I used to do this whole analysis by hand, scrolling my weigh-ins and trying to remember what I ate 2 weeks ago. Eventually I just built it into WeightSnap. The trend line does the smoothing so single weigh-ins never get a vote. There's a feature called Stall Check that watches your window for you...it won't even call a stall unless there's enough weigh-in data to actually back one (a flat line with 3 weigh-ins in it is a guess, not a stall), and it stays quiet when you're within a couple pounds of goal, because that's maintenance, not failure. When a stall is real, it shows you the receipts: what moved in the same window vs your baseline. Intake days, activity, steps, sleep. Count-first, exactly like the exercise above, except it's automatic.

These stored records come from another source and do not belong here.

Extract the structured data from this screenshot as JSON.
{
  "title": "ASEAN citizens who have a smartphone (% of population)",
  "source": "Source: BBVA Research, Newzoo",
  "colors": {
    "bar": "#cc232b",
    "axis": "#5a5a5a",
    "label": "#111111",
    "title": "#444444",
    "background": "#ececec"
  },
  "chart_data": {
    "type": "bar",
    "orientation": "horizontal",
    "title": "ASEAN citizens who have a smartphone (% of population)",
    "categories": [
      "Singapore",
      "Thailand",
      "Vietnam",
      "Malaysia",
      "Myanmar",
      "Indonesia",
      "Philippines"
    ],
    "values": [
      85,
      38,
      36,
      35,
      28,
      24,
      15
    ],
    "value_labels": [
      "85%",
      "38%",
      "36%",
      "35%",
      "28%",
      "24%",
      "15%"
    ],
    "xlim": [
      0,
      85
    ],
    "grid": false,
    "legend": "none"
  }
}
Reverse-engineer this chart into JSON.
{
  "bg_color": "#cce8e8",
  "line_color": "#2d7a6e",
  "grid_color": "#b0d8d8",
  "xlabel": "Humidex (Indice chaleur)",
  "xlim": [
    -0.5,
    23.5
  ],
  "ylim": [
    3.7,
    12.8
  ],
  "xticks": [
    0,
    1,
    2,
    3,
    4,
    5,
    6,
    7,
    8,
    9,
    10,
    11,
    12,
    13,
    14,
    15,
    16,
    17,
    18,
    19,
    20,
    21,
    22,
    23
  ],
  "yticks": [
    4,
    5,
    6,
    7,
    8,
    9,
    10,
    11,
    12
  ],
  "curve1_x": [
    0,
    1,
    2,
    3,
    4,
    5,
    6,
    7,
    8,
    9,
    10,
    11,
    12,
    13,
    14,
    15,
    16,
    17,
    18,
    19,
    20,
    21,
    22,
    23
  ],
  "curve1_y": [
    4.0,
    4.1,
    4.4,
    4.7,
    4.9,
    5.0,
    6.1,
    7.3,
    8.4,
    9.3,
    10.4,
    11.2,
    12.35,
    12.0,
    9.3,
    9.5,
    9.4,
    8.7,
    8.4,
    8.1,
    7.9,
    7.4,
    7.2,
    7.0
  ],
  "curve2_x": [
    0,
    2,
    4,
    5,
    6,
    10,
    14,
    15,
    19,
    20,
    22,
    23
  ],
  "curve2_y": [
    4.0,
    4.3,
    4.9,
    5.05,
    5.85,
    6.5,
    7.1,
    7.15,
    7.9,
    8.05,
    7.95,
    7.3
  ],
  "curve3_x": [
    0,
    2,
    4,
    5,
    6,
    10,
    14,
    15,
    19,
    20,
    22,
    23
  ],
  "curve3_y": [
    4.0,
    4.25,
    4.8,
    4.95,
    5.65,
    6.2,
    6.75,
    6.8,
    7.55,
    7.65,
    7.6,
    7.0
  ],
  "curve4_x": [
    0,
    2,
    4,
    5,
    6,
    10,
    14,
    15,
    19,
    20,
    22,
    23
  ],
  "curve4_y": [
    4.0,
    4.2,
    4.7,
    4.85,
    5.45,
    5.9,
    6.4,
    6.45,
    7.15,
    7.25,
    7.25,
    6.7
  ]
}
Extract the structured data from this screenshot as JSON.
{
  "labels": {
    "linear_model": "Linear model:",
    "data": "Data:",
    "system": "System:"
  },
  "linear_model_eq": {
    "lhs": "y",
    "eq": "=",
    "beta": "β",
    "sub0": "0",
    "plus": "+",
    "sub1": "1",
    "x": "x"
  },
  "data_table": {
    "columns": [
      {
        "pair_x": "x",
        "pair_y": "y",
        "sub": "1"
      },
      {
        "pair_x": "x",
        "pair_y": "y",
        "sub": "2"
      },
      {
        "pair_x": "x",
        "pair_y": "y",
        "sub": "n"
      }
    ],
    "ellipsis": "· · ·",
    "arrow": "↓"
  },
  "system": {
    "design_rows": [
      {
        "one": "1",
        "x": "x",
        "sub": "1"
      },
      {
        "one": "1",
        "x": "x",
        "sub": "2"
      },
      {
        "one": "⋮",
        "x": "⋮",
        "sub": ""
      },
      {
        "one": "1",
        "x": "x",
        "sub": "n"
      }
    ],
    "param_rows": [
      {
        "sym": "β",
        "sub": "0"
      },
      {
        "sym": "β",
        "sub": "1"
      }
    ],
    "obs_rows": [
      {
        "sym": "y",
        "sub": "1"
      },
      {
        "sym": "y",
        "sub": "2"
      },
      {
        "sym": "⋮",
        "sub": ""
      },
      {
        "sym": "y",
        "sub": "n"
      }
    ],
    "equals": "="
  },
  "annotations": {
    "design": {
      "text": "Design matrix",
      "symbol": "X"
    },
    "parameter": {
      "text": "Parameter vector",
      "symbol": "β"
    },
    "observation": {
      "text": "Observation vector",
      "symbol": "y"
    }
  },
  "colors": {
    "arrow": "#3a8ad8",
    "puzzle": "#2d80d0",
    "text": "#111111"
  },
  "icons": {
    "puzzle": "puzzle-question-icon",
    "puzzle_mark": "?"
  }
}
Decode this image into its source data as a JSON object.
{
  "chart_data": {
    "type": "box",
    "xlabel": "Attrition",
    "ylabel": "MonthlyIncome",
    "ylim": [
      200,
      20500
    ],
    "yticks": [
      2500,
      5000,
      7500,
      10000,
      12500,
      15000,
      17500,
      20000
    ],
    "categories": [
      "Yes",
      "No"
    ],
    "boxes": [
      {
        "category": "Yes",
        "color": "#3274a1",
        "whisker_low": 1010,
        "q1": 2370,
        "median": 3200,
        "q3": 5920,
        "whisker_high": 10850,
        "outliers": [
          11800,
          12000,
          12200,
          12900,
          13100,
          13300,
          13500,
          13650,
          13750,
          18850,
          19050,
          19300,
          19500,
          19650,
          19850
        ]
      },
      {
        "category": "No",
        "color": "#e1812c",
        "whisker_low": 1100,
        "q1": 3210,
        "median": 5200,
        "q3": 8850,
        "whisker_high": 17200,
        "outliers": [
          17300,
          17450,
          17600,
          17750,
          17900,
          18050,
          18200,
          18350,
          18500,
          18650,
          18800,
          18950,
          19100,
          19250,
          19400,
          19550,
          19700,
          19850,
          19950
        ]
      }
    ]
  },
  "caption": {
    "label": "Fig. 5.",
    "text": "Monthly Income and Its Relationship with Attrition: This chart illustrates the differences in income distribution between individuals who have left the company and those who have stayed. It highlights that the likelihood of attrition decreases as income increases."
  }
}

There's also Wear-Off Detection for the late-cycle fading thing, which pairs your felt signals with where you are in your dose cycle. Basically everything in this post, running quietly in the background of a weight tracker.

The Bottom Line

The scale lies in both directions, I've been fooled going up and going down. So: judge the trend, never the weigh-in. Give it 3 weeks. Run the impostor list. Count days, not vibes. And if after all of that it's still flat with clean receipts, then you've earned the right to have the dose conversation with your doctor, with actual data in your hand instead of a bad week and a feeling. Thanks for reading, and I hope we all reach and maintain at our goal weights!